Para falar sobre o Duplix, vou reportar-me ao Poetrix, uma vez que este é a matéria-prima de toda a cadeia do processo produtivo. É a partir dele que se constrói um Duplix. Desta forma, alguns entraves devem ser levados em consideração. O primeiro deles é a questão da autorização do uso de obras de terceiros, que deveria ser solicitada aos autores dos Poetrix. Os quais chamarei, a partir de agora, de Poetrix/base. Esta é uma questão delicada que ainda não foi totalmente resolvida. Felizmente nada de desagradável aconteceu até o presente momento. O fato é que, quando compomos um Duplix, já estamos sinalizando para o outro autor, que gostamos do seu Poetrix. Partindo desta premissa, jamais usaremos um Poetrix, de quem quer que seja, para fazermos um Duplix que vise à destruição do Poetrix/base. Não acredito que alguém faça um Duplix usando um Poetrix que não tenha lhe chamado a atenção ou que não seja algo de que tenha gostado muito. Outro problema que gostaria de abordar é a questão da publicação. Nem sempre nós pedimos aos nossos parceiros a devida autorização para a publicação do Duplix. Por isso é imprescindível que publiquemos o nome do autor do Poetrix/base juntamente com o nosso.

É importante ressaltar que, quem dita os meandros do Duplix, é o Poetrix/base. É ele que nos oferece a direção a ser tomada.
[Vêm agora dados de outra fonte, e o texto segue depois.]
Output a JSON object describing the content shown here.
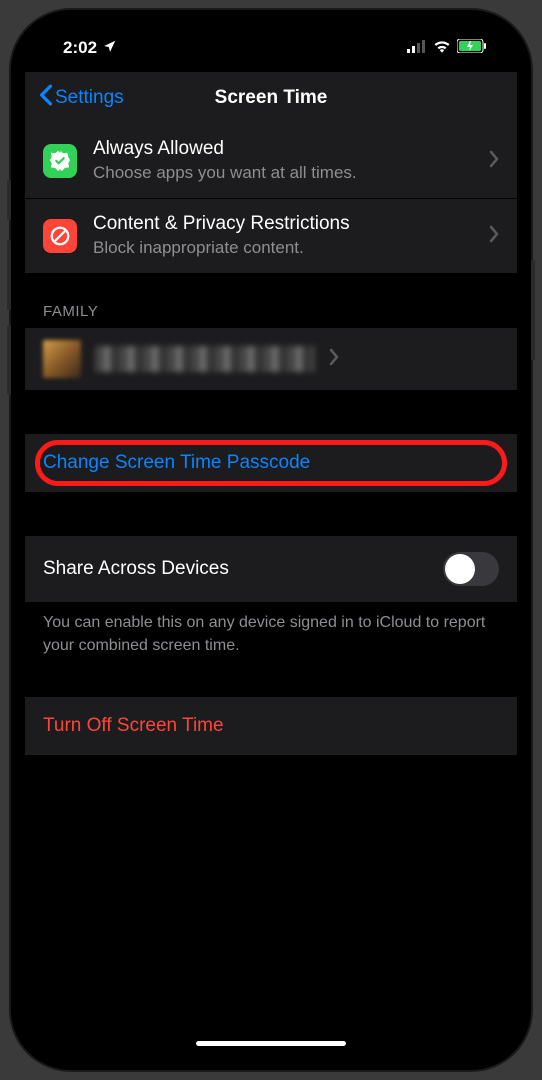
{
  "status": {
    "time": "2:02",
    "hasLocation": true
  },
  "nav": {
    "back": "Settings",
    "title": "Screen Time"
  },
  "rows": {
    "alwaysAllowed": {
      "title": "Always Allowed",
      "sub": "Choose apps you want at all times."
    },
    "contentPrivacy": {
      "title": "Content & Privacy Restrictions",
      "sub": "Block inappropriate content."
    }
  },
  "sections": {
    "family": "FAMILY"
  },
  "actions": {
    "changePasscode": "Change Screen Time Passcode",
    "shareAcross": "Share Across Devices",
    "shareFooter": "You can enable this on any device signed in to iCloud to report your combined screen time.",
    "turnOff": "Turn Off Screen Time"
  }
}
Porém, existem casos em que o Duplix muda o sentido que o autor do Poetrix/base deu ao seu texto, isto pode causar um pequeno constrangimento ao autor do Poetrix/base, mas vale ressaltar que esses casos têm sido raros e nada comprometedores.

Vou tomar como Poetrix/base um “poema” de Platão, para poder exemplificar o que vem a ser esta nova forma de se fazer poemas compartilhados.

Apologia

Deus me obriga a agir como obstetra,
porém,
veda-me de dar à luz.

A partir deste Poetrix, criarei um Duplix; tornarei-me um parceiro vivo de Platão no instante em que colocar ponto final na nossa composição.
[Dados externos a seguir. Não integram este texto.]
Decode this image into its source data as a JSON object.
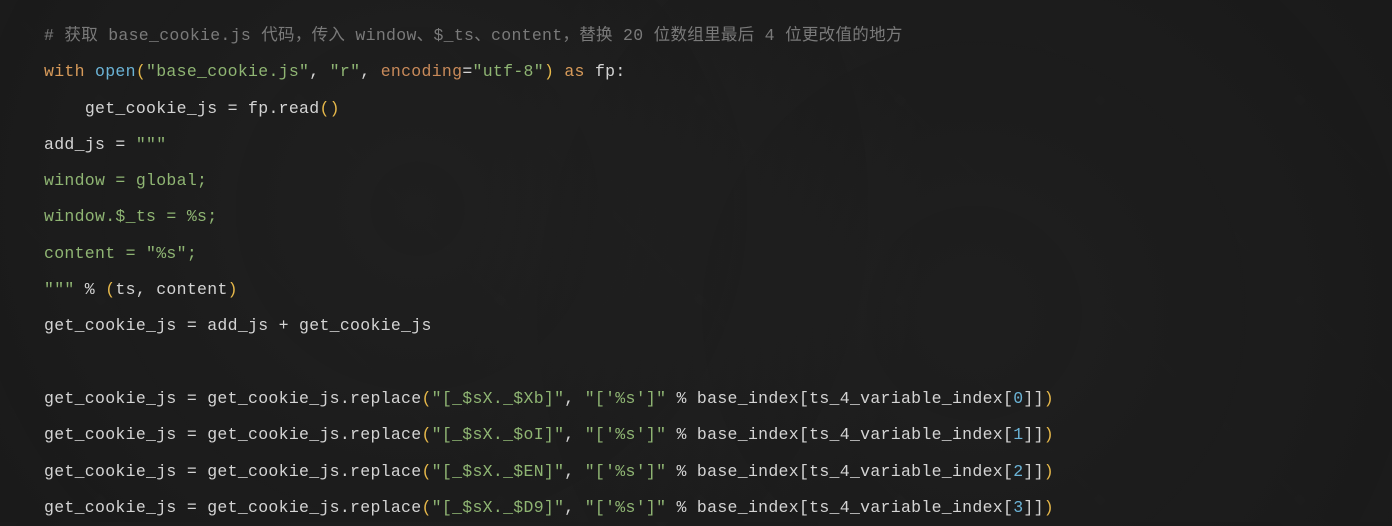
{
  "code": {
    "line1": {
      "comment": "# 获取 base_cookie.js 代码，传入 window、$_ts、content，替换 20 位数组里最后 4 位更改值的地方"
    },
    "line2": {
      "with": "with",
      "open": "open",
      "lparen": "(",
      "arg1": "\"base_cookie.js\"",
      "comma1": ", ",
      "arg2": "\"r\"",
      "comma2": ", ",
      "encparam": "encoding",
      "eq": "=",
      "encval": "\"utf-8\"",
      "rparen": ")",
      "as": " as ",
      "fp": "fp:"
    },
    "line3": {
      "indent": "    ",
      "var": "get_cookie_js = fp.read",
      "lparen": "(",
      "rparen": ")"
    },
    "line4": {
      "text": "add_js = ",
      "str": "\"\"\""
    },
    "line5": {
      "text": "window = global;"
    },
    "line6": {
      "text": "window.$_ts = %s;"
    },
    "line7": {
      "text": "content = \"%s\";"
    },
    "line8": {
      "str": "\"\"\"",
      "pct": " % ",
      "lparen": "(",
      "arg1": "ts",
      "comma": ", ",
      "arg2": "content",
      "rparen": ")"
    },
    "line9": {
      "text": "get_cookie_js = add_js + get_cookie_js"
    },
    "line10": "",
    "line11": {
      "prefix": "get_cookie_js = get_cookie_js.replace",
      "lparen": "(",
      "arg1": "\"[_$sX._$Xb]\"",
      "comma": ", ",
      "arg2": "\"['%s']\"",
      "mid": " % base_index[ts_4_variable_index[",
      "idx": "0",
      "suffix": "]]",
      "rparen": ")"
    },
    "line12": {
      "prefix": "get_cookie_js = get_cookie_js.replace",
      "lparen": "(",
      "arg1": "\"[_$sX._$oI]\"",
      "comma": ", ",
      "arg2": "\"['%s']\"",
      "mid": " % base_index[ts_4_variable_index[",
      "idx": "1",
      "suffix": "]]",
      "rparen": ")"
    },
    "line13": {
      "prefix": "get_cookie_js = get_cookie_js.replace",
      "lparen": "(",
      "arg1": "\"[_$sX._$EN]\"",
      "comma": ", ",
      "arg2": "\"['%s']\"",
      "mid": " % base_index[ts_4_variable_index[",
      "idx": "2",
      "suffix": "]]",
      "rparen": ")"
    },
    "line14": {
      "prefix": "get_cookie_js = get_cookie_js.replace",
      "lparen": "(",
      "arg1": "\"[_$sX._$D9]\"",
      "comma": ", ",
      "arg2": "\"['%s']\"",
      "mid": " % base_index[ts_4_variable_index[",
      "idx": "3",
      "suffix": "]]",
      "rparen": ")"
    }
  }
}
Apologia    ///  Paz e amor

Deus me obriga a agir como obstetra,//um homem especial,
porém,//todavia, contudo, não obstante
veda-me de dar à luz.//..um opositor ao Excelentíssimo Presidente.

(Platão, 428-347 AC) - Pedro Cardoso

Dentre os comentários que recebo sobre os textos que escrevo, está o que o Poeta Jorge Manuel Amaro fez em relação ao Duplix de um modo geral, conforme segue:

“no caso de um duplix, os dois poetrix tem que fazer sentido isoladamente e em grupo, ou seja - quando se faz duplix, o leitor deve ser capaz de ler o texto tanto individualmente na vertical, como em duplix na horizontal, isto sim, para mim, dá a beleza aos duplix”.

Este é o maior segredo do Duplix, é o ponto central desta discussão. Observe que ele ressalta a importância que se deve dar à leitura dos Poetrix. Ele deixa claro e isto é fato, que as leituras terão que serem feitas individualmente para cada poema; tanto na horizontal quanto na vertical, com isso, o leitor deve “enxergar” os três poemas que compõem o Duplix, de forma independente e cristalina.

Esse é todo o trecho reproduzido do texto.